Haklarındaki mahkûmiyet kararları Yargıtay tarafından onanarak kesinleşmesine rağmen, Hizbullah üyeleri adil yargılanmadıkları, gözaltında işkence gördükleri, avukatsız ifadelerinin alındığı gerekçesiyle yargılandıkları mahkemelere toplu başvurular yaparak yargılamanın yenilenmesi ve haklarındaki infazın durdurulması talebinde bulundular. 300 üye hakkında infaz durdurma kararı verilerek serbest bırakıldı

Biri Okkan suikastı failinin ağabeyi

Kapatılan Diyarbakır 2 No’lu Devlet Güvenlik Mahkemesinde yargılanıp “Türkiye Cumhuriyeti Anayasal düzenini silah zoruyla yıkarak yerine Şerri esaslara dayalı İran modeli bir İslam devleti kurmak amacıyla vahim nitelikte silahlı eylemlerde bulunmak” suçundan ağırlaştırılmış müebbet hapisle cezalandırılan ve bu cezaları Yargıtay tarafından onanarak kesin hükme bağlanan İsmail Yoldaş, Mehmet Salih Salamboğa ile Mehmet Nesih Salamboğa’nın 20 Ekim 2023 günü haklarındaki infazın durdurularak yargılamanın yenilenmesi gerekçesiyle tahliye edilerek serbest bırakıldıkları ortaya çıktı.

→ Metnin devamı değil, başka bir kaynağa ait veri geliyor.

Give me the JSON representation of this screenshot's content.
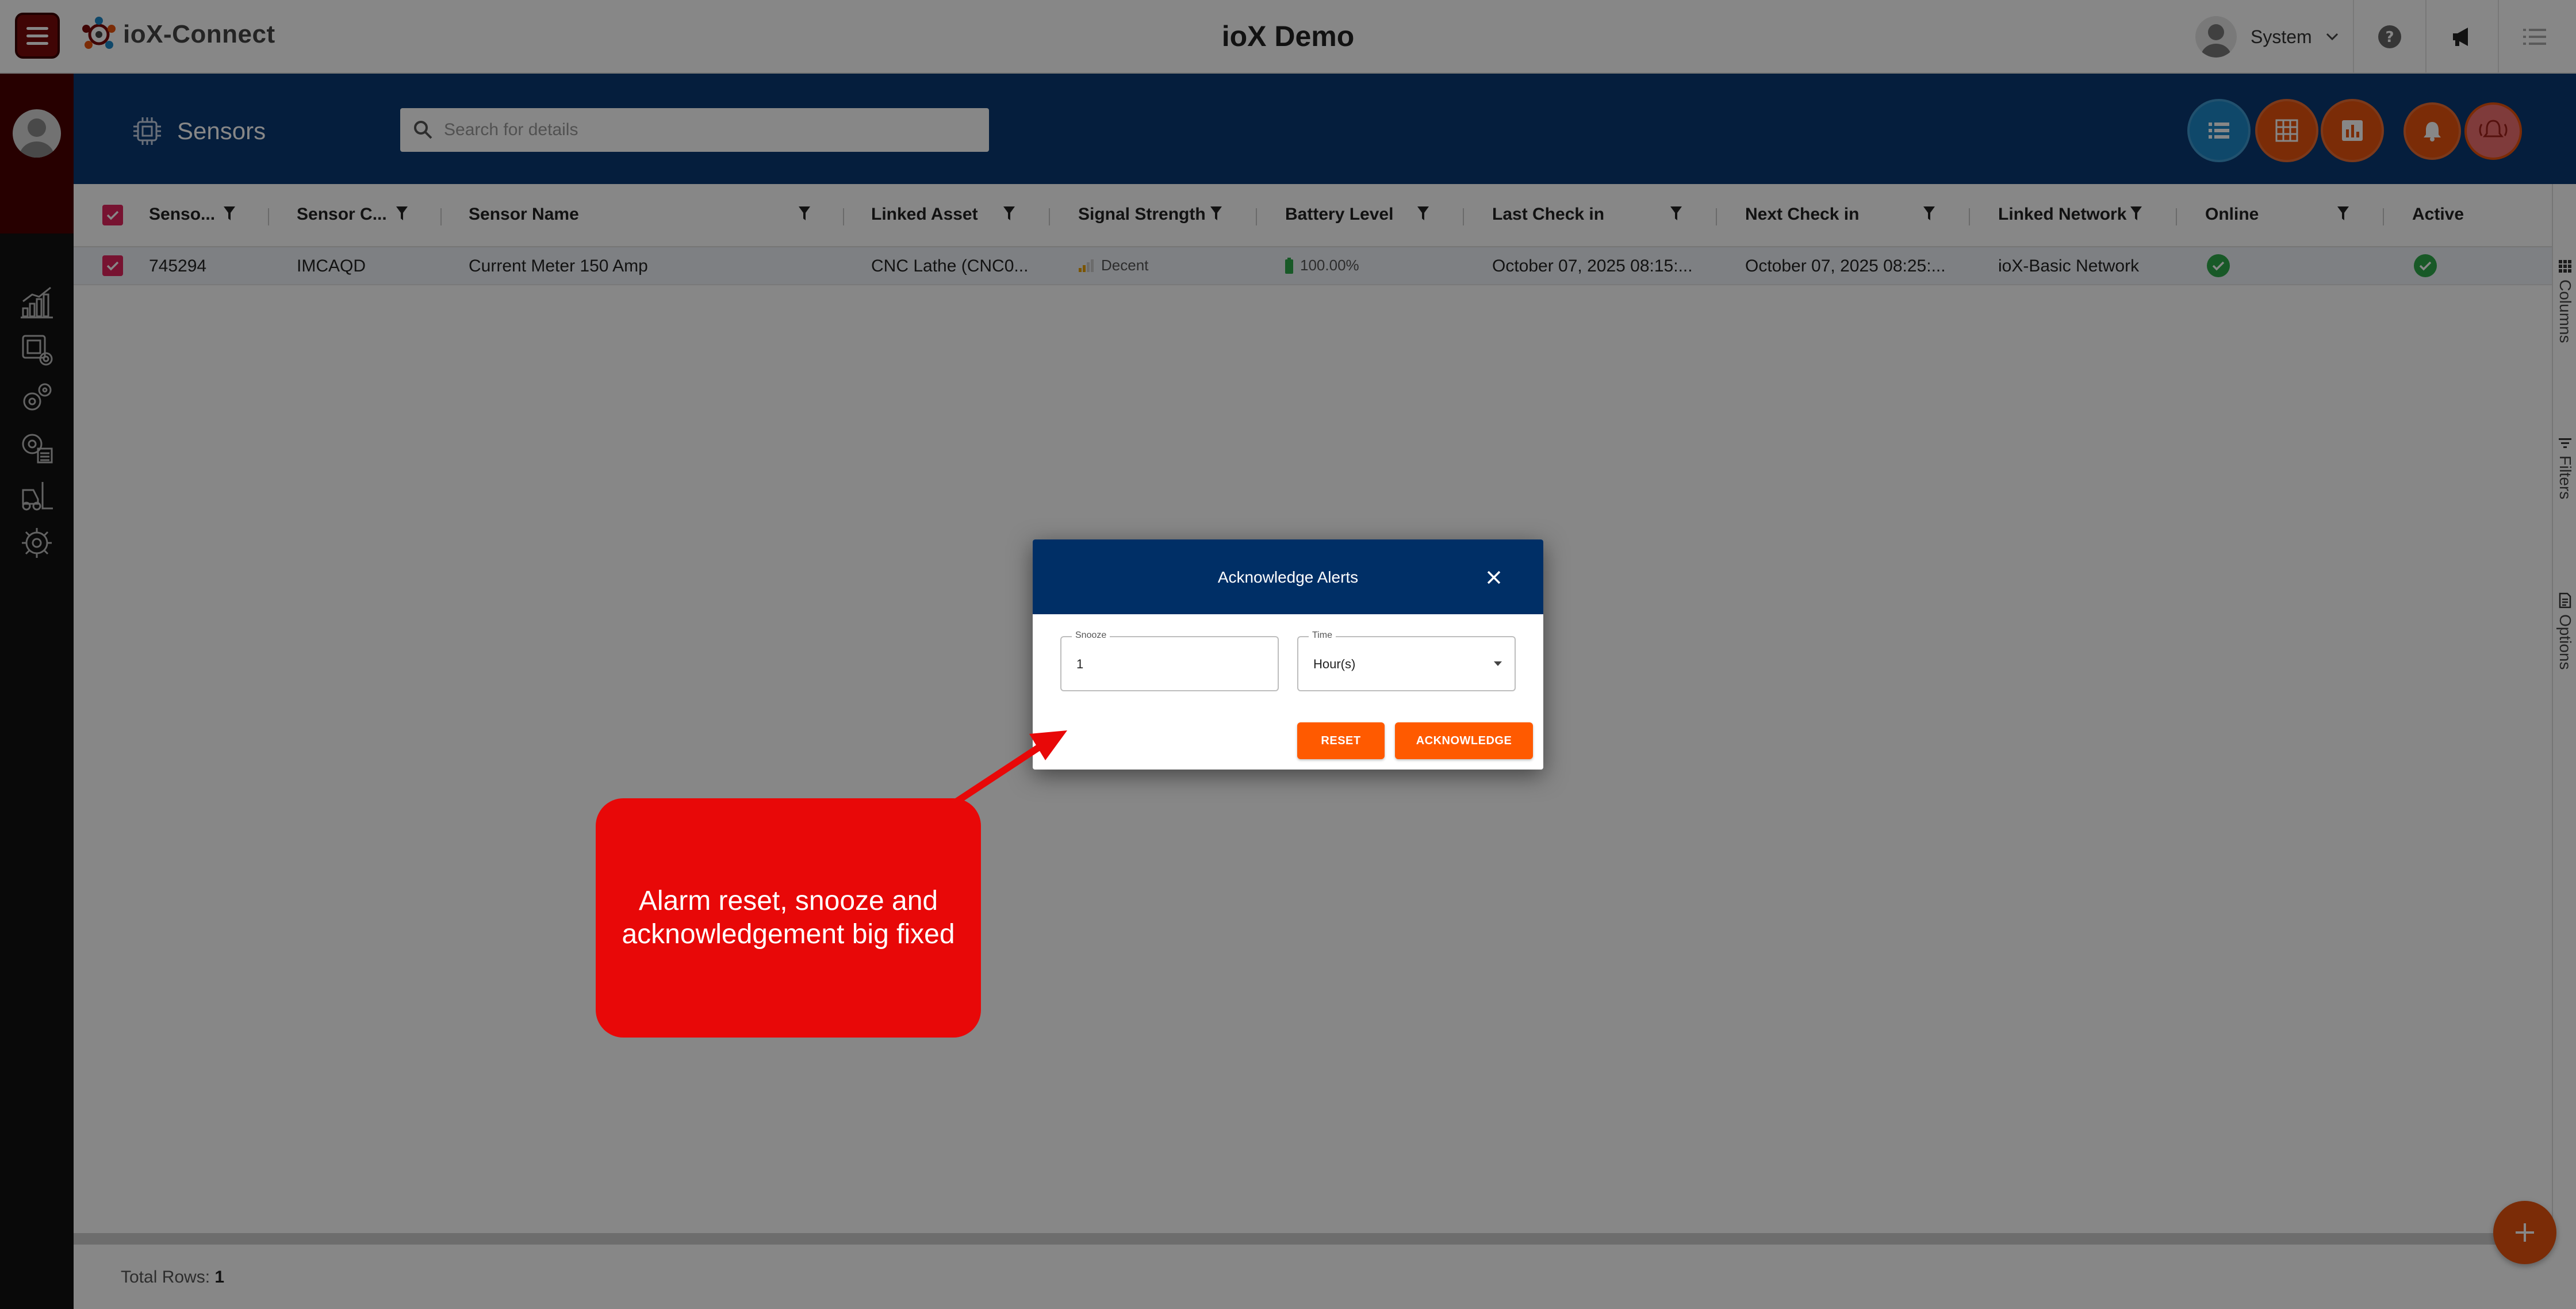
{
  "app": {
    "brand_name": "ioX-Connect",
    "title": "ioX Demo",
    "user_name": "System"
  },
  "header": {
    "page_title": "Sensors",
    "search_placeholder": "Search for details"
  },
  "grid": {
    "columns": [
      "Senso...",
      "Sensor C...",
      "Sensor Name",
      "Linked Asset",
      "Signal Strength",
      "Battery Level",
      "Last Check in",
      "Next Check in",
      "Linked Network",
      "Online",
      "Active"
    ],
    "rows": [
      {
        "sensor_id": "745294",
        "sensor_code": "IMCAQD",
        "sensor_name": "Current Meter 150 Amp",
        "linked_asset": "CNC Lathe (CNC0...",
        "signal_strength": "Decent",
        "battery_level": "100.00%",
        "last_check_in": "October 07, 2025 08:15:...",
        "next_check_in": "October 07, 2025 08:25:...",
        "linked_network": "ioX-Basic Network",
        "online": true,
        "active": true
      }
    ],
    "total_rows_label": "Total Rows:",
    "total_rows_value": "1"
  },
  "side_panel": {
    "tabs": [
      "Columns",
      "Filters",
      "Options"
    ]
  },
  "dialog": {
    "title": "Acknowledge Alerts",
    "snooze_label": "Snooze",
    "snooze_value": "1",
    "time_label": "Time",
    "time_value": "Hour(s)",
    "reset_label": "RESET",
    "acknowledge_label": "ACKNOWLEDGE"
  },
  "annotation": {
    "text": "Alarm reset, snooze and acknowledgement big fixed"
  },
  "colors": {
    "brand_dark_red": "#7a0a0a",
    "header_navy": "#0b3a73",
    "dialog_navy": "#002f66",
    "accent_orange": "#ff5a00",
    "accent_blue": "#1e88c8",
    "checkbox_pink": "#e0245e",
    "online_green": "#2ea94a",
    "callout_red": "#e80808"
  },
  "icons": {
    "menu": "hamburger-icon",
    "search": "search-icon",
    "sensors": "chip-icon",
    "help": "help-icon",
    "announcement": "megaphone-icon",
    "list": "list-icon",
    "close": "close-icon",
    "fab": "plus-icon"
  }
}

Bu üç üyenin Mehmet Salih Salamboğa’nın aynı zamanda Gaffar Okkan suikastına katılan üyenin Bedran Salamboğa’nın ağabeyi olduğu belirlendi. Bedran Salamboğa’da ağabeyi gibi Okkan cinayetinden hüküm almasına rağmen tahliye edilmişti.

Avukatsız ifade yeniden yargılama sebebiymiş

Tahliye edilen 3 hükümlü üyenin, Diyarbakır merkeze bağlı Güleçoba Köyü Hatuni mezrasında televizyon izlemenin günah olduğu gerekçesiyle 3 köylüyü öldürmekten mahkum oldukları öğrenildi. Mahkeme tahliyeye gerekçe olarak da “dinlenmeyen tanık ifadelerinin ortaya çıkmış yeni güçlü delil” olduğunu, bu kişilerin dinlenerek yeniden yargılama taleplerinin esastan kabul edilebilir olduğunu belirtti.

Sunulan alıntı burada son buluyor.